Praia pelo Pescador
A MINHA PRAIA É O FUNDO DO MAR
Mário Martins Figueiredo nasceu e mora na Fonte da Telha, onde fez e criou três filhos, um dos quais é pescador como ele.
“A praia? Nós nascemos a olhar para a praia!” Vive na mesma praia há 72 anos, atravessou as grandes mudanças das últimas décadas: motores, tratores, novos materiais, novos tipos de barcos, novas redes… mas menos peixe e mais lucro nos intermediários.
Mário, quando olha para o mar, vê peixe. A maneira como o mar se apresenta é interpretada segundo o peixe que há ou não há, e as formas de o apanhar: “conheço o fundo do mar todo, até à Lagoa de Albufeira. Sei a fundura dos locais, as pedras… são muitos anos…” Mas não era tudo, “ainda há a fezada, a fé de que ali ou acolá anda peixe, E pronto, lá vamos nós”.
Na Fonte da Telha, agora, só há três companhas de Arte-Xávega, com cerca de 20 pessoas cada. “Começamos em março, abril e paramos em outubro, dependendo de cada ano, do mar que está e do peixe que vai havendo.”
A Xávega, uma técnica de pesca milenar, é uma herança cultural preciosa nas nossas praias. Conhecida como Arte, no Norte, da Vieira até Espinho, e como Xávega, no Algarve, ficou Arte-Xávega para todos.
História e cultura à parte, o dia a dia é uma batalha dura para ganhar o pão quotidiano, que tem de chegar à mesa todos os dias. “Quando não podemos pescar com a Arte-Xávega, usamos as redes de tresmalho, ou a rede de um pano.”

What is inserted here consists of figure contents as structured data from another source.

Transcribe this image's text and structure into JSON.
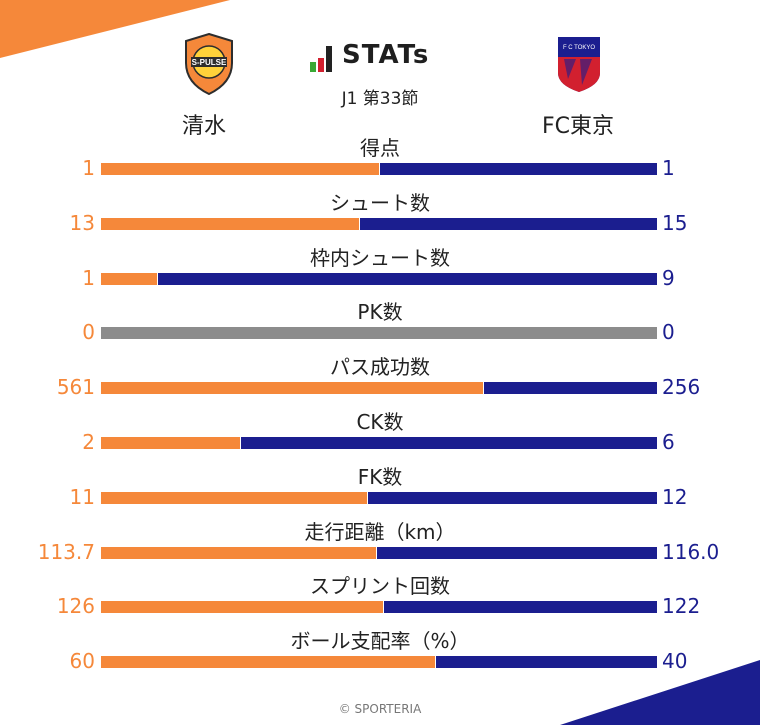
{
  "header": {
    "title": "STATs",
    "subtitle": "J1 第33節",
    "home_team": "清水",
    "away_team": "FC東京",
    "home_logo_text": "S-PULSE",
    "away_logo_text": "F C TOKYO"
  },
  "footer": "© SPORTERIA",
  "colors": {
    "home": "#f5883a",
    "away": "#1b1e8f",
    "neutral": "#8c8c8c",
    "corner_orange": "#f5883a",
    "corner_navy": "#1b1e8f"
  },
  "chart_data": {
    "type": "bar",
    "orientation": "horizontal-diverging",
    "series": [
      {
        "name": "清水",
        "values": [
          "1",
          "13",
          "1",
          "0",
          "561",
          "2",
          "11",
          "113.7",
          "126",
          "60"
        ]
      },
      {
        "name": "FC東京",
        "values": [
          "1",
          "15",
          "9",
          "0",
          "256",
          "6",
          "12",
          "116.0",
          "122",
          "40"
        ]
      }
    ],
    "categories": [
      "得点",
      "シュート数",
      "枠内シュート数",
      "PK数",
      "パス成功数",
      "CK数",
      "FK数",
      "走行距離（km）",
      "スプリント回数",
      "ボール支配率（%）"
    ]
  }
}
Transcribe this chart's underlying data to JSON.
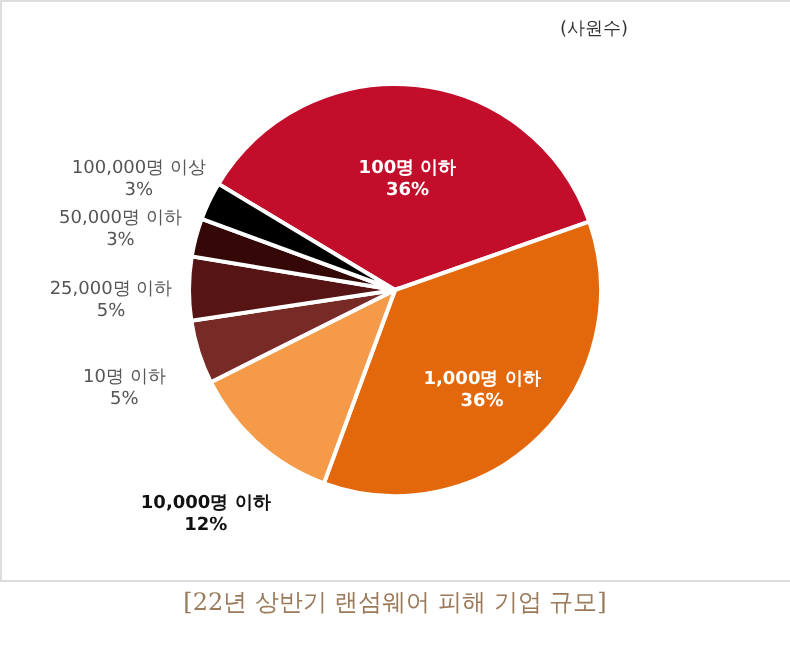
{
  "chart_data": {
    "type": "pie",
    "title": "[22년 상반기 랜섬웨어 피해 기업 규모]",
    "categories": [
      "100명 이하",
      "1,000명 이하",
      "10,000명 이하",
      "10명 이하",
      "25,000명 이하",
      "50,000명 이하",
      "100,000명 이상"
    ],
    "values": [
      36,
      36,
      12,
      5,
      5,
      3,
      3
    ],
    "value_labels": [
      "36%",
      "36%",
      "12%",
      "5%",
      "5%",
      "3%",
      "3%"
    ],
    "colors": [
      "#c20e2b",
      "#e3680c",
      "#f49a48",
      "#772a26",
      "#561414",
      "#350808",
      "#000000"
    ],
    "annotations": [
      "(사원수)"
    ],
    "legend": false
  }
}
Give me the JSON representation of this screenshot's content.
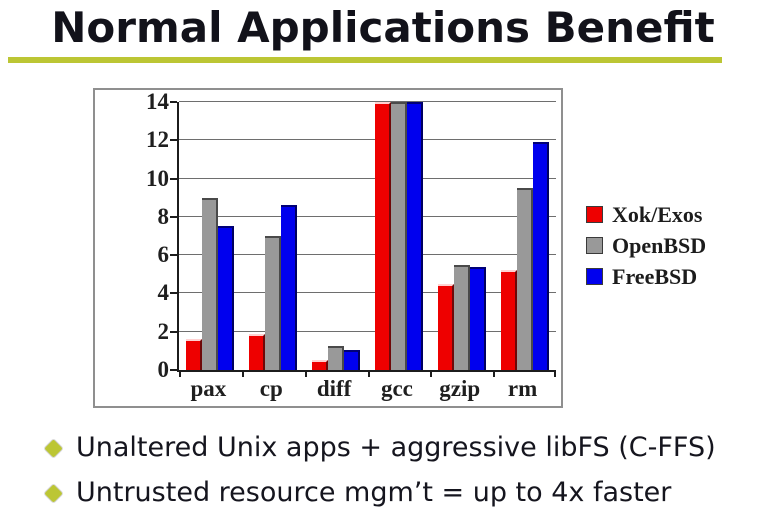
{
  "slide": {
    "title": "Normal Applications Benefit",
    "bullets": [
      "Unaltered Unix apps + aggressive libFS (C-FFS)",
      "Untrusted resource mgm’t = up to 4x faster"
    ]
  },
  "colors": {
    "accent_olive": "#bcc634",
    "title_text": "#12121a",
    "axis_black": "#1c1c1c",
    "gridline_gray": "#6e6e6e",
    "frame_border_gray": "#8f8f8f",
    "series_red": "#ee0000",
    "series_gray": "#999999",
    "series_blue": "#0000ee"
  },
  "chart_data": {
    "type": "bar",
    "title": "",
    "xlabel": "",
    "ylabel": "",
    "categories": [
      "pax",
      "cp",
      "diff",
      "gcc",
      "gzip",
      "rm"
    ],
    "series": [
      {
        "name": "Xok/Exos",
        "color": "#ee0000",
        "values": [
          1.6,
          1.9,
          0.5,
          14,
          4.5,
          5.2
        ]
      },
      {
        "name": "OpenBSD",
        "color": "#999999",
        "values": [
          9.0,
          7.0,
          1.25,
          14,
          5.5,
          9.5
        ]
      },
      {
        "name": "FreeBSD",
        "color": "#0000ee",
        "values": [
          7.5,
          8.6,
          1.05,
          14,
          5.4,
          11.9
        ]
      }
    ],
    "ylim": [
      0,
      14
    ],
    "yticks": [
      0,
      2,
      4,
      6,
      8,
      10,
      12,
      14
    ],
    "grid": true,
    "legend_position": "right"
  }
}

Somando à dificuldade da pesca, do mar e das agruras do clima, acresce “o maior problema é o das vendas. Agora estamos a vender a cavala muito bem. Muito barata, mas vende-se oito toneladas. Mas se eles deixarem de a comprar…”. “Eles” são os espanhóis, que compram a cavala por atacado para alimentar os seus intensos viveiros de atum. O sushi, e não só, depende deles e, claro, das nossas praias também.

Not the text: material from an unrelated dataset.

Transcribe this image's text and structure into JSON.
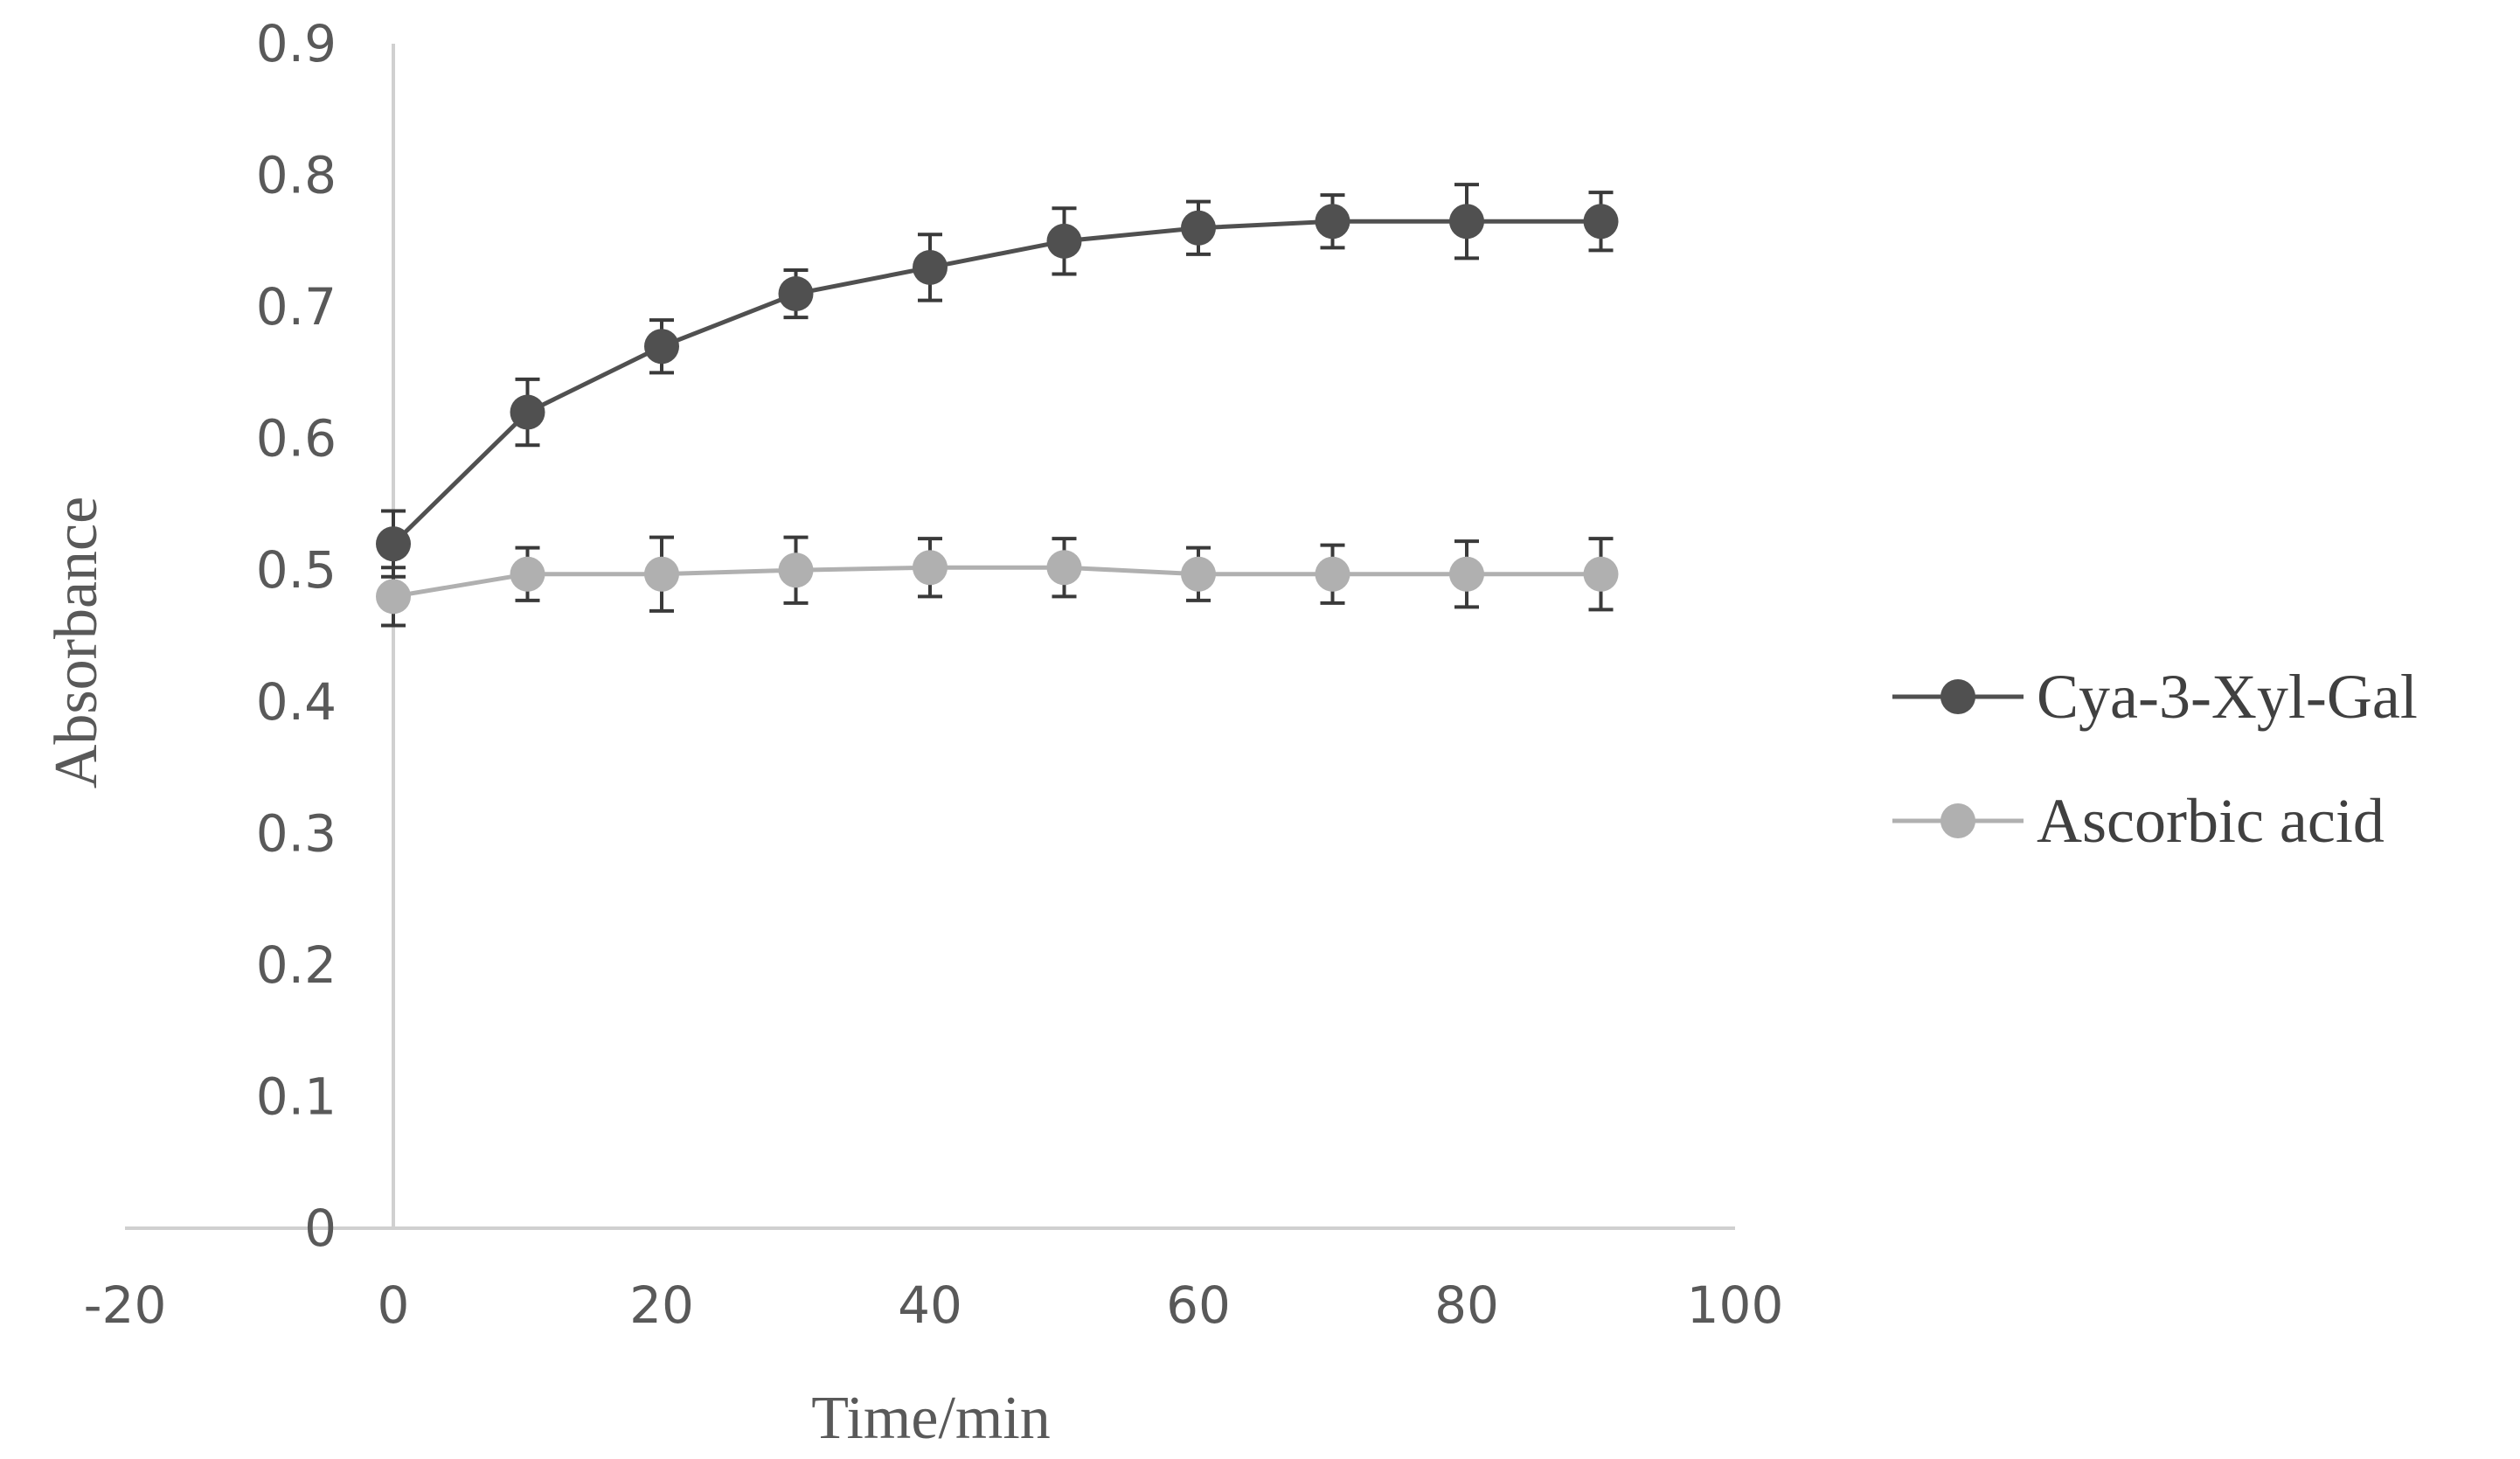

Infelizmente, “há cada vez menos peixe. Cavala não, agora até parece haver mais. “Sardinha? Este ano há muita, mas nós não podemos pescá-la, só as traineiras é que têm quota, quando apanhamos, temos de jogá-la fora, nem sequer para isco podemos vender.”
Quanto à relação com os banhistas, não há problemas a registar. Nas zonas concessionadas só pescam depois das 18:30 e é um espetáculo que muitos gostam de ver, especialmente com a nuvem de gaivotas que sempre acompanha a faina. “Antigamente, havia banhistas que vinham no verão para ajudar e ficavam por aí”.
A pesca mudou muito. De puxada à mão, com a força de muitas pessoas a remar e alar as redes, para agora, com motores nos barcos e tratores a puxar.
Mário Figueiredo foi determinante na transformação da Arte-Xávega. Quando viu tratores na praia, percebeu que tinha de existir outra forma: “fui a Espinho ver como eles estavam a fazer com um sistema muito diferente. Foi lá que tive a ideia de fazer os aladores de tambor que puxassem a corda e também as redes. Depois de os verem, todos começaram a usar esse sistema aqui.”
Quanto ao elegante barco tradicional, o ícone das nossas praias, o “Meia-Lua”, está condenado: “é difícil adaptá-lo ao motor. É muito estreito atrás. Em Vieira de Leiria, Mira e Espinho ainda usam porque os barcos deles são muito grandes e mais largos cá atrás, aguentam muito melhor o motor”.
Mário não é filho de pescadores, mas o seu filho já é pescador e o seu neto, prestes a nascer, será também? “Eu não dava esse conselho”, confessa.